登山の世界には、街中で過ごしているときとは違う、独自のルールやマナーがいろいろあります。ビギナーさんのなかには、「なんでそうなの?」という疑問を持つ人も少なくないでしょう。そんな〝山のルールやマナー〟に関して、素朴な疑問なども含めて解説します。今回は、「あいさつ」について。
家の近所で、近隣住民の人と顔を合わせるとあいさつはしますよね。
でも、街中ではどうでしょう。知り合いはべつとして、見知らぬ人にあいさつをすることはまずありません。いきなり知らない人から「こんにちは」なんて話しかけられたら、びっくりしてしまいます。
「見知らぬ人に用もないのにいきなり話しかけたりしない」は、都会での暗黙のルールではないかと思います。でも、山の中では見知らぬ者同士、会えばあいさつを交わすのが〝お約束〟なのです。

山は恐ろしい場所だから?
そもそも挨拶を交わすという行為には、お互いに「自分は怪しいものではありません。アナタに対して害意はありません」ということを示すためのもの、という意味があります。中世頃まで、日本では遊びで山に入る者はほとんどいなかったそうです。
〝おじいさんがしば刈りに行く〟ような、村から近い里山はべつとして、深い山の奥には、マタギなど山を仕事場にしている人々か、修験道など山岳修行の人々、そしてやむを得ず山越えで移動する人々くらいしか足を踏み入れることはなかったのだとか。
そして屈強なマタギや修験者はべつとして、山慣れしていない一般人は、追剥ぎに襲われたり、魔物に憑りつかれたり(?)して、山中で命を落とすことがけっこうあったという話が各地で伝えられています。筆者のホームマウンテン六甲山には「シュラインロード」という道があります。
かつてこの道で山越えをした人たちが、追い剥ぎに襲われたのか魔物に出遭ったのかはわかりませんが、山中で命を落とすことが時々あって、そのような人々の供養のために、山麓の村人たちが石仏を祀ったそうです。

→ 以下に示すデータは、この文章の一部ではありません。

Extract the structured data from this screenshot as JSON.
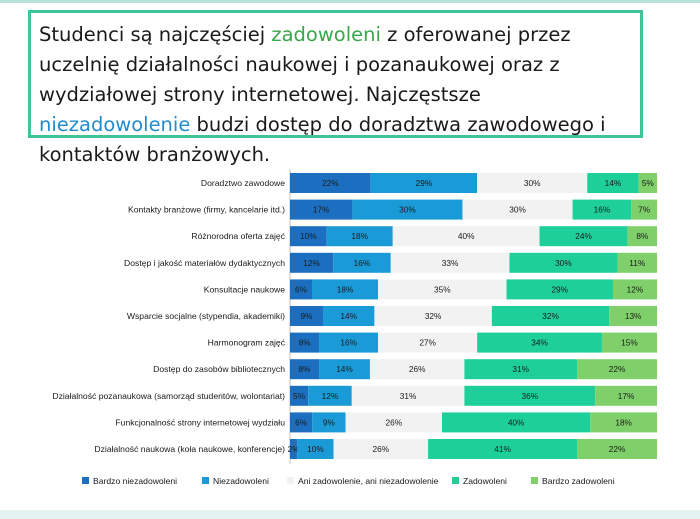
{
  "headline": {
    "part1": "Studenci są najczęściej ",
    "highlight1": "zadowoleni",
    "part2": " z oferowanej przez uczelnię działalności naukowej i pozanaukowej oraz z wydziałowej strony internetowej. Najczęstsze ",
    "highlight2": "niezadowolenie",
    "part3": " budzi dostęp do doradztwa zawodowego i kontaktów branżowych."
  },
  "colors": {
    "headline_border": "#3fc49a",
    "highlight_green": "#3aa64b",
    "highlight_blue": "#1f8ccf"
  },
  "chart_data": {
    "type": "bar",
    "orientation": "horizontal",
    "stacked": true,
    "normalized": true,
    "categories": [
      "Doradztwo zawodowe",
      "Kontakty branżowe (firmy, kancelarie itd.)",
      "Różnorodna oferta zajęć",
      "Dostęp i jakość materiałów dydaktycznych",
      "Konsultacje naukowe",
      "Wsparcie socjalne (stypendia, akademiki)",
      "Harmonogram zajęć",
      "Dostęp do zasobów bibliotecznych",
      "Działalność pozanaukowa (samorząd studentów, wolontariat)",
      "Funkcjonalność strony internetowej wydziału",
      "Działalność naukowa (koła naukowe, konferencje)"
    ],
    "series": [
      {
        "name": "Bardzo niezadowoleni",
        "color": "#1c6fc0",
        "values": [
          22,
          17,
          10,
          12,
          6,
          9,
          8,
          8,
          5,
          6,
          2
        ]
      },
      {
        "name": "Niezadowoleni",
        "color": "#1a9ad6",
        "values": [
          29,
          30,
          18,
          16,
          18,
          14,
          16,
          14,
          12,
          9,
          10
        ]
      },
      {
        "name": "Ani zadowolenie, ani niezadowolenie",
        "color": "#f2f2f2",
        "values": [
          30,
          30,
          40,
          33,
          35,
          32,
          27,
          26,
          31,
          26,
          26
        ]
      },
      {
        "name": "Zadowoleni",
        "color": "#1fcf9a",
        "values": [
          14,
          16,
          24,
          30,
          29,
          32,
          34,
          31,
          36,
          40,
          41
        ]
      },
      {
        "name": "Bardzo zadowoleni",
        "color": "#7fd06a",
        "values": [
          5,
          7,
          8,
          11,
          12,
          13,
          15,
          22,
          17,
          18,
          22
        ]
      }
    ],
    "value_suffix": "%",
    "title": "",
    "xlabel": "",
    "ylabel": "",
    "grid": false,
    "legend": "bottom"
  }
}
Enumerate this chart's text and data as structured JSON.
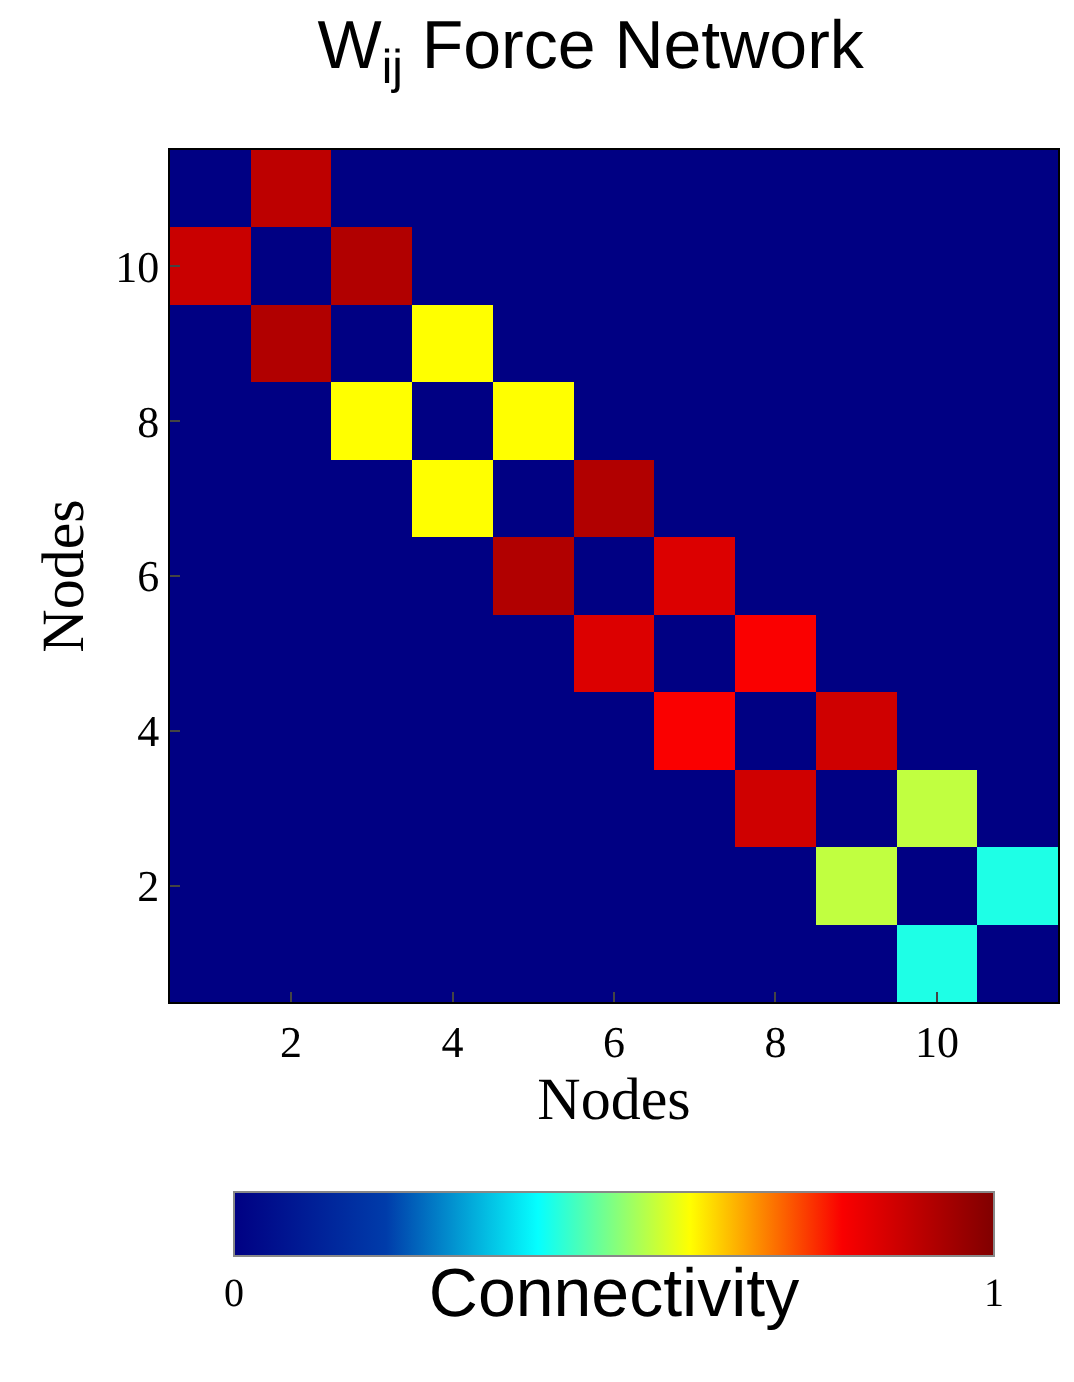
{
  "chart_data": {
    "type": "heatmap",
    "title": "W$_{ij}$ Force Network",
    "xlabel": "Nodes",
    "ylabel": "Nodes",
    "clabel": "Connectivity",
    "categories": [
      null,
      "2",
      null,
      "4",
      null,
      "6",
      null,
      "8",
      null,
      "10",
      null
    ],
    "y_categories": [
      null,
      "10",
      null,
      "8",
      null,
      "6",
      null,
      "4",
      null,
      "2",
      null
    ],
    "cells": [
      [
        0,
        0.9,
        0,
        0,
        0,
        0,
        0,
        0,
        0,
        0,
        0
      ],
      [
        0.88,
        0,
        0.92,
        0,
        0,
        0,
        0,
        0,
        0,
        0,
        0
      ],
      [
        0,
        0.92,
        0,
        0.6,
        0,
        0,
        0,
        0,
        0,
        0,
        0
      ],
      [
        0,
        0,
        0.6,
        0,
        0.6,
        0,
        0,
        0,
        0,
        0,
        0
      ],
      [
        0,
        0,
        0,
        0.6,
        0,
        0.92,
        0,
        0,
        0,
        0,
        0
      ],
      [
        0,
        0,
        0,
        0,
        0.92,
        0,
        0.85,
        0,
        0,
        0,
        0
      ],
      [
        0,
        0,
        0,
        0,
        0,
        0.85,
        0,
        0.8,
        0,
        0,
        0
      ],
      [
        0,
        0,
        0,
        0,
        0,
        0,
        0.8,
        0,
        0.87,
        0,
        0
      ],
      [
        0,
        0,
        0,
        0,
        0,
        0,
        0,
        0.87,
        0,
        0.55,
        0
      ],
      [
        0,
        0,
        0,
        0,
        0,
        0,
        0,
        0,
        0.55,
        0,
        0.42
      ],
      [
        0,
        0,
        0,
        0,
        0,
        0,
        0,
        0,
        0,
        0.42,
        0
      ]
    ],
    "clim": [
      0,
      1
    ],
    "cticks": [
      0,
      1
    ]
  }
}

同じ六甲山地で、古くから「烏原越」と呼ばれていた古道沿いには、「南無阿弥陀仏」の文字が刻まれた岩があり、「名号岩」と呼ばれています。これも、この道で命を落とした人々の霊を慰めるため、近くのお寺のお坊様が刻んだものと伝えられています。

山は恐ろしい場所なので、誰かに会ったらとりあえずあいさつをして、お互いに安心したのではないでしょうか。
登山者同士のあいさつのルーツは?
日本の近代登山は、明治時代に日本にやって来た外国人たちが日本の山に登るようになったことから始まりました。のちに、「日本アルプス」の名付け親となるガウランドと、アトキンソン、アーネスト・サトウという3人パーティが、ピッケルとナーゲル(鋲靴)で六甲山に登ったのが日本における近代登山の始まりと言われています。
その後、日本人の間でも登山を志す人々が出てきますが、はじめのうちはセレブ階級の高尚な趣味、という感じだったようです。
有産階級のエリートたちが、地元の山に詳しい案内人や荷物運びの人夫を雇って、優雅に楽しんでいたそう。なので、セレブらしい礼儀としてあいさつを交わしていたのが、山のあいさつのルーツなのかも?
山でのあいさつはどんなタイミングで?
基本的に、登山道で登山者同士がすれ違うときにあいさつを交わします。「こんにちは」だけでなく、朝早い時間なら「おはようございます」ということもあります。自分の前を、ゆっくり歩いている方がいらして、追いついてしまったときも、うしろから「こんにちは」と声を掛けて、道を譲ってもらうこともあります。
また、あまり人がいないマイナールートでは、誰か来るとは思わずに、道の真ん中で休憩している人に出くわすこともあります。そんなときも、「こんにちは」の一言で気づいてくれて、道を開けてくれるでしょう。そういえば、山では早立ち早着きが基本なので、「こんばんは」のあいさつはあまりしたことがありません。